Chief Sabata Dalindyebo the Transkei opposition leader, once described the ‘freedom’ offered by South Africa in the Transkei as a ‘fowl run’. He was referring to the particular constitutional manifestations (minority of elected members, non-crucial portfolios only handed over, reserved power in hands of South African Government). But in the face of the overall socio-economic situation, almost any constitution, for the Bantustans or the High Commission Territories, would provide as little freedom. The sanctions which South Africa could apply are sufficient to deter leaders in the High Commission Territories from seeking aid from ‘unwelcome’ sources, from harbouring persons or organizations hostile to South Africa, from attempting to restructure their economies—just as the carrots and sticks used in the Bantustans have thrown up a leadership prepared to work within South Africa’s terms of reference.

Both Hill and Munger are content to little more than enunciate these ‘problems’ for the leaders of South Africa’s ‘African areas’; they throw in the occasional cluck of sympathy for the unfortunate position in which the leaders are placed and Munger, at least, heaves a sigh of relief that Botswana will escape that ‘extreme’ ideology of African nationalism.

The future development of the African areas, both hct’s and Bantustans, demands a shift of power at the South African centre.
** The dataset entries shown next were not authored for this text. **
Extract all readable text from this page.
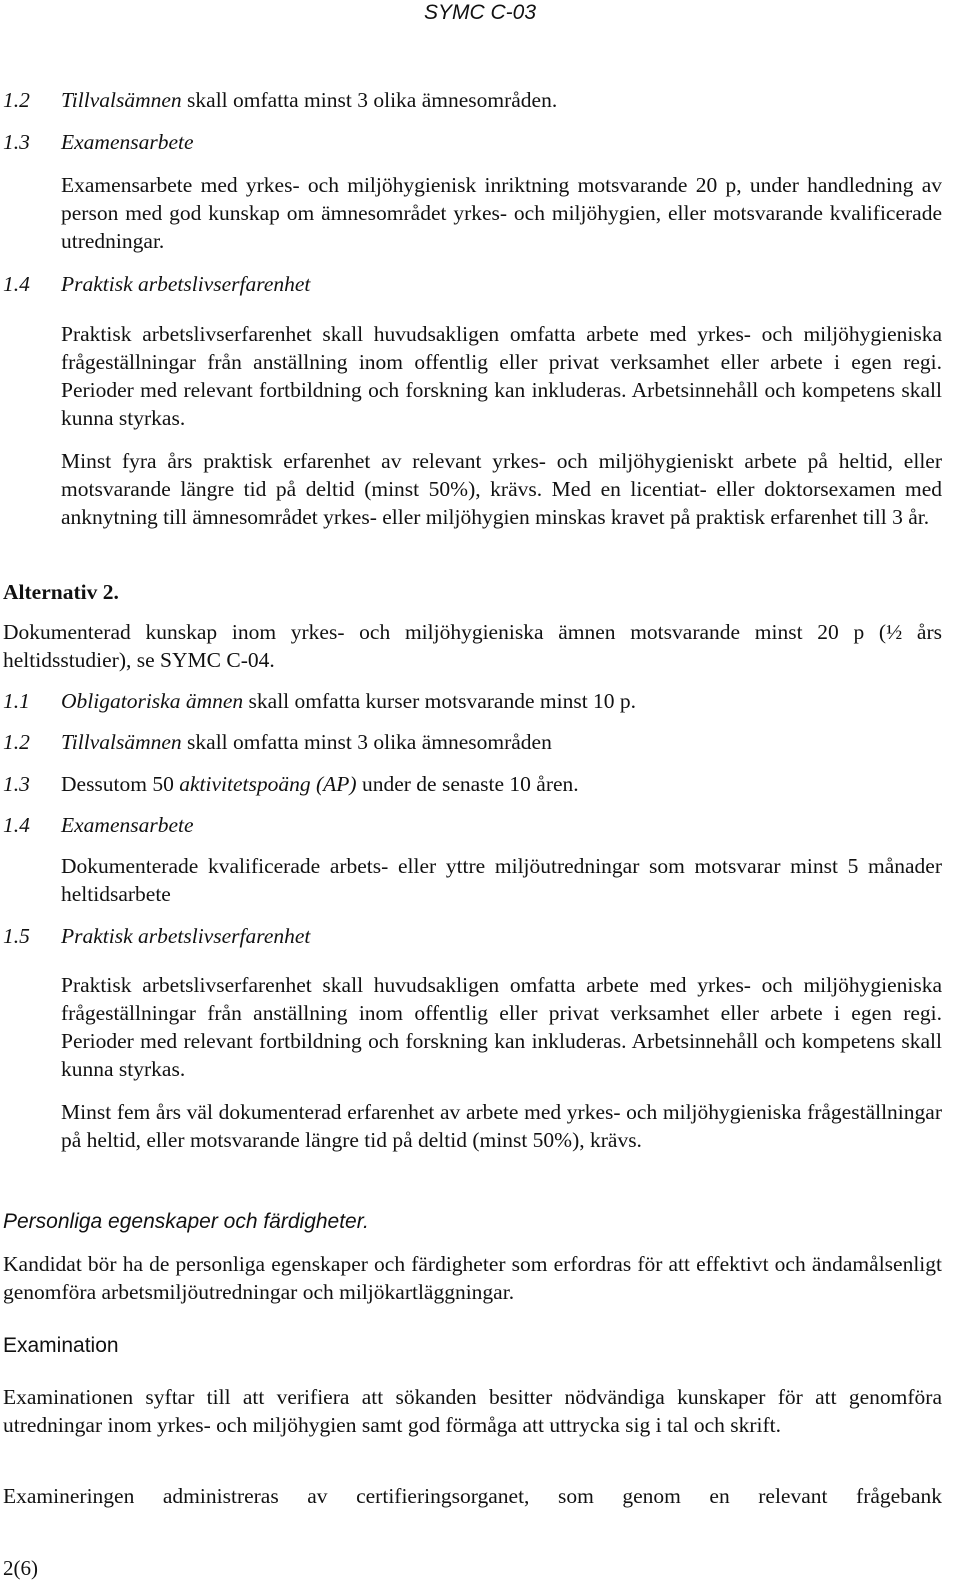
SYMC C-03
1.2 Tillvalsämnen skall omfatta minst 3 olika ämnesområden.
1.3 Examensarbete
Examensarbete med yrkes- och miljöhygienisk inriktning motsvarande 20 p, under handledning av person med god kunskap om ämnesområdet yrkes- och miljöhygien, eller motsvarande kvalificerade utredningar.
1.4 Praktisk arbetslivserfarenhet
Praktisk arbetslivserfarenhet skall huvudsakligen omfatta arbete med yrkes- och miljöhygieniska frågeställningar från anställning inom offentlig eller privat verksamhet eller arbete i egen regi. Perioder med relevant fortbildning och forskning kan inkluderas. Arbetsinnehåll och kompetens skall kunna styrkas.
Minst fyra års praktisk erfarenhet av relevant yrkes- och miljöhygieniskt arbete på heltid, eller motsvarande längre tid på deltid (minst 50%), krävs. Med en licentiat- eller doktorsexamen med anknytning till ämnesområdet yrkes- eller miljöhygien minskas kravet på praktisk erfarenhet till 3 år.
Alternativ 2.
Dokumenterad kunskap inom yrkes- och miljöhygieniska ämnen motsvarande minst 20 p (½ års heltidsstudier), se SYMC C-04.
1.1 Obligatoriska ämnen skall omfatta kurser motsvarande minst 10 p.
1.2 Tillvalsämnen skall omfatta minst 3 olika ämnesområden
1.3 Dessutom 50 aktivitetspoäng (AP) under de senaste 10 åren.
1.4 Examensarbete
Dokumenterade kvalificerade arbets- eller yttre miljöutredningar som motsvarar minst 5 månader heltidsarbete
1.5 Praktisk arbetslivserfarenhet
Praktisk arbetslivserfarenhet skall huvudsakligen omfatta arbete med yrkes- och miljöhygieniska frågeställningar från anställning inom offentlig eller privat verksamhet eller arbete i egen regi. Perioder med relevant fortbildning och forskning kan inkluderas. Arbetsinnehåll och kompetens skall kunna styrkas.
Minst fem års väl dokumenterad erfarenhet av arbete med yrkes- och miljöhygieniska frågeställningar på heltid, eller motsvarande längre tid på deltid (minst 50%), krävs.
Personliga egenskaper och färdigheter.
Kandidat bör ha de personliga egenskaper och färdigheter som erfordras för att effektivt och ändamålsenligt genomföra arbetsmiljöutredningar och miljökartläggningar.
Examination
Examinationen syftar till att verifiera att sökanden besitter nödvändiga kunskaper för att genomföra utredningar inom yrkes- och miljöhygien samt god förmåga att uttrycka sig i tal och skrift.
Examineringen administreras av certifieringsorganet, som genom en relevant frågebank
2(6)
But this obvious fact, once stated, takes one no farther. It is difficult at this stage to evaluate what tactical flexibility is latent in either the High Commission Territories or the Bantustans: could resolute nationalist movements, capturing power in the High Commission Territories, bargain any harder with South Africa? Botswana straddles the only South Africa-Rhodesia rail link (though another railway is projected elsewhere); Lesotho holds the headwaters of the Orange River. The Opposition party in the Transkei, should it capture power, has opportunities for at least embarrassing the South African Government. Many have imagined that revolution in South Africa will begin in the densely populated sections of the rural areas—an analysis, based on Mao and Fanon, which has been used, for example, by Govan Mbeki. There are strong arguments against this theory—the two most important of which are that the rural areas are compartmentalized and isolable, and that they are peripheral to the South African power structure. But the rural/urban argument in South Africa is still an open question.

These two books add little to our understanding of the dynamics of Southern Africa, though Hill’s is the more competent in description.